'Red, White & Royal Blue' is a modern-day fairy tale — with a queer ...
When he was working out how to shoot those pivotal moments in the development of Alex and Henry’s relationship, such as the first time they have sex in Paris, “it was very important to me that we literally never lose sight of their faces,” López explained. The actors never shot a version of that scene “where it was just a wide shot with their bodies in the bed, because we all know exactly what’s happening. What we don’t know yet is how they’re feeling about what’s happening, so that was a decision that I made to be really tight on their faces while also giving the audience a sense of where their bodies are in relation to each other.”
López said his favorite scenes — both to shoot and to watch — depict Alex and Henry opening up to each other about their backgrounds and upbringings and realizing they share more in common than they once thought. For instance, there’s a scene in which Alex and Henry, wearing nothing but bathrobes, are eating chocolate mousse while Alex asks if Henry has ever tried to cook for himself or use the gay dating app Grindr. (“Once, unsuccessfully” is Henry’s answer to both questions.)
There’s another scene in Alex’s bedroom after they hook up for the first time, in which Alex reveals he is bisexual and Henry says he is “as gay as a maypole.”
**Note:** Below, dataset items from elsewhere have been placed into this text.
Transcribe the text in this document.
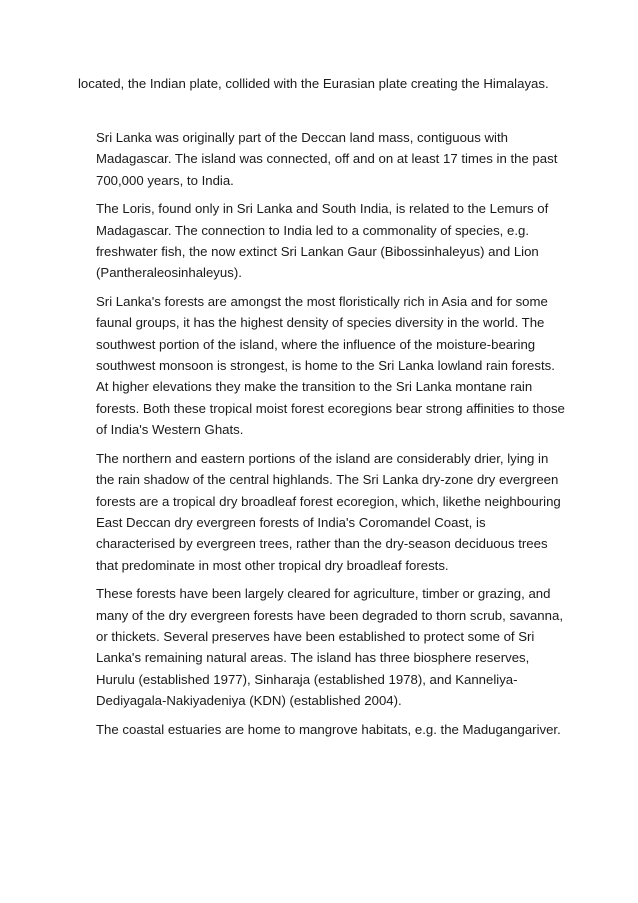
located, the Indian plate, collided with the Eurasian plate creating the Himalayas.

Sri Lanka was originally part of the Deccan land mass, contiguous with Madagascar. The island was connected, off and on at least 17 times in the past 700,000 years, to India.

The Loris, found only in Sri Lanka and South India, is related to the Lemurs of Madagascar. The connection to India led to a commonality of species, e.g. freshwater fish, the now extinct Sri Lankan Gaur (Bibossinhaleyus) and Lion (Pantheraleosinhaleyus).

Sri Lanka's forests are amongst the most floristically rich in Asia and for some faunal groups, it has the highest density of species diversity in the world. The southwest portion of the island, where the influence of the moisture-bearing southwest monsoon is strongest, is home to the Sri Lanka lowland rain forests. At higher elevations they make the transition to the Sri Lanka montane rain forests. Both these tropical moist forest ecoregions bear strong affinities to those of India's Western Ghats.

The northern and eastern portions of the island are considerably drier, lying in the rain shadow of the central highlands. The Sri Lanka dry-zone dry evergreen forests are a tropical dry broadleaf forest ecoregion, which, likethe neighbouring East Deccan dry evergreen forests of India's Coromandel Coast, is characterised by evergreen trees, rather than the dry-season deciduous trees that predominate in most other tropical dry broadleaf forests.

These forests have been largely cleared for agriculture, timber or grazing, and many of the dry evergreen forests have been degraded to thorn scrub, savanna, or thickets. Several preserves have been established to protect some of Sri Lanka's remaining natural areas. The island has three biosphere reserves, Hurulu (established 1977), Sinharaja (established 1978), and Kanneliya-Dediyagala-Nakiyadeniya (KDN) (established 2004).

The coastal estuaries are home to mangrove habitats, e.g. the Madugangariver.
“When we were editing it, I was getting notes: ‘Can we pare it down? Can we trim it? Can it be faster?’ I tested shorter versions of that scene for audiences,” López revealed, “and I kept getting the same note back from the audiences: ‘We just want more of Alex and Henry talking to each other.’ And I was like, ‘I knew it!’ So I went back to my producers and the studio: ‘Respectfully, I’m no longer taking these notes. If it’s Alex and Henry together onscreen, it makes us happy.’ That is the full unedited scene without any trims — it’s exactly the scene we shot.”
Since the full ensemble cast was announced in June 2022, there has been social media chatter about López’s creative decisions that deviate from McQuiston’s novel: Alex’s parents, Ellen and Oscar (Clifton Collins Jr.), are still married instead of divorced; Alex’s sister, June, and family friend, Rafael Luna, who plays a senator, have been scrapped; Henry’s mother doesn’t appear; and Alex reveals that he once hooked up with Miguel Ramos (Juan Castano), a White House reporter for Politico.
Some of those changes were personal: “As a Latino filmmaker, it was important to me to show to a broader audience a Latino who is still with his family,” López said. “I made [Alex] an immigrant because in the book, he’s second generation. I was like, ‘I want a man born in Mexico who is still with his family.’”
It was never easy to cut existing characters or leave scenes on the cutting room floor, “but it was very clear what belonged in the film and what didn’t,” added López, who reiterated that, because a movie is meant to be watched in one sitting, he had significantly less real estate to work with than McQuiston’s book.
“What belonged in the film was anything that helped us understand these two young men’s hearts, fears, desires and love for one another," López said. "I wanted audiences at the end of the film to feel exactly how they felt at the end of the book, and if I could achieve that, then I knew that I would have succeeded in adapting this novel.”
Although one may interpret “Red, White & Royal Blue” as a kind of antidote to the darker queer narratives in today’s media landscape, López doesn’t “in any way intend” for the film to be “a rejection of anything that’s come before” him.
“We have moved past the need to only examine our traumas and our tragedies," he said. "It doesn’t mean we should ignore them, that we’re done with them, that we should put them away, but we all know we are more than just one thing."
Just as heterosexual-centered movies run the gamut "from tragedy to farce, to romance, to war, to espionage, to space," López said, queer storytelling should be able to do the same.
"There are queer astronauts, there are queer spies, there are queer cowboys — you name it, we are there," he said. "I want people to start thinking about queer storytelling as being able to do anything that straight storytelling has done in the past.”
As for the potential of a “Red, White & Royal Blue” sequel, the writer-director said, with a glint in his eye, “If Casey wants to do it, if Taylor and Nick want to do it, then why not?”